Представим себе легкий, продуваемый зимними ветрами домик крошечной провинциальной гостиницы в крошечном провинциальном японском городке, представим себе сунутую в горячую воду глиняную бутылку с сакэ, ужин из овощей и жареного бамбука и хибати с едва-едва тлеющими углями, над которыми от времени до времени надо подержать пальцы, чтобы они окончательно не закостенели; я сижу на холодных циновках на холодном полу, в не совсем привычной для русского человека позе и, иногда отрываясь, чтоб отогреть пальцы, наспех записываю в блокнот то, что мне говорит господин Таката, сразу, как толь-речь зашла о его мастерстве, ставший строгим, сдержанным и взвешивающим каждое слово, как это и подобает человеку, когда речь идет о самом главном в его жизни.

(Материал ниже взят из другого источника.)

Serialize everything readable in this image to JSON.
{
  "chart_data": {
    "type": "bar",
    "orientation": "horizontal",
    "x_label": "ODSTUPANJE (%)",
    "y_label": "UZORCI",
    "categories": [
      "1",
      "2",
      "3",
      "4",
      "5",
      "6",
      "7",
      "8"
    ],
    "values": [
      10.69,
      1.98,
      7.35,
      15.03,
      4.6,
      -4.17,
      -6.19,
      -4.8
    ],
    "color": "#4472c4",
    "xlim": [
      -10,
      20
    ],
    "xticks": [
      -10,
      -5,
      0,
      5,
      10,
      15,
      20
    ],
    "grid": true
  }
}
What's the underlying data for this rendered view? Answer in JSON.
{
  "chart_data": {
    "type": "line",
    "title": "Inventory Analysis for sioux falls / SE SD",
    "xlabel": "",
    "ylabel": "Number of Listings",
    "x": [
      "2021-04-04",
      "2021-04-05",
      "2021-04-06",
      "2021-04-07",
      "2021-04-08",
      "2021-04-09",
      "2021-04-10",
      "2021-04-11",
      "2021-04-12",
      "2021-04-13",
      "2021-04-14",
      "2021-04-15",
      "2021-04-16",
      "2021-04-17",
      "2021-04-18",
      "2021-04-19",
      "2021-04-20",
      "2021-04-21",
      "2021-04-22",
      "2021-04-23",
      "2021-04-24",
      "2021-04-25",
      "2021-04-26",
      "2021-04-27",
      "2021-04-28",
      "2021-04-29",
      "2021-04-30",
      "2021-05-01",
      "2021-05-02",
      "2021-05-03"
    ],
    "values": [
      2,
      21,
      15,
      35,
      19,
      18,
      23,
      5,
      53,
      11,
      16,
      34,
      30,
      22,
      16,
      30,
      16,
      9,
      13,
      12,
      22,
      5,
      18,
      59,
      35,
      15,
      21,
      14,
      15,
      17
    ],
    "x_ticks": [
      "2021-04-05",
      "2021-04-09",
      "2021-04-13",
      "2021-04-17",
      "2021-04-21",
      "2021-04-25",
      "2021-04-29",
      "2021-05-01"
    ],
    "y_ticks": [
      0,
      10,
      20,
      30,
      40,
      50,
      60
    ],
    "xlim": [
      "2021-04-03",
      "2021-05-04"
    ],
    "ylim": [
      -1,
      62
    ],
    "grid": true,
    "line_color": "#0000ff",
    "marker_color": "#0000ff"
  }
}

Когда господин Таката начинает строить дом, он предпочитает и старается получить не материал для строительства, не доски и не бревна, а лес. Ему нужен лес, который он может выбрать, в котором он может спилить и обработать нужные ему деревья, те которые ему понадобятся и подойдут к его замыслу. Именно это его идеал, потому что, когда он строит дом, он не считается со временем. Конечно, бывает, что хозяин сам заготовит материал. Если хозяин человек со вкусом и материал можно считать удачным, то господин Таката строит дом из этого материала. Но если материал, на его взгляд, неудачен, он отказывается от этого материала или от части его и требует, чтобы он сам мог пойти в лес и выбрать замену.
(Не знаю, как это вышло, но именно в этом месте в мою записную книжку вдруг врывается следующая запись: "Когда знаменитый японский полководец XVII века Хидэёси59 совершал поход в Корею, он вместо нынешних орденов давал своим генералам за военные заслуги простые корейские глиняные чашки. Эти чашки ничего не стоили, но они были очень хрупкими, и их нужно было тщательно беречь для того, чтобы они не разбились и не рассыпались. Их ценность была в их бренности. Готовые рассыпаться каждую минуту, они были обязаны напоминать о подвигах, долженствовавших остаться в веках". Трудно сказать, почему я вдруг записал это. Быть может, господин Таката сделал паузу в рассказе, а доктор Сиба по контрасту со словами Таката о прочности домов, которые тот строит, вспомнил об этих хрупких чашках,- быть может, так. Не помню, почему записал, а выбросить жаль!)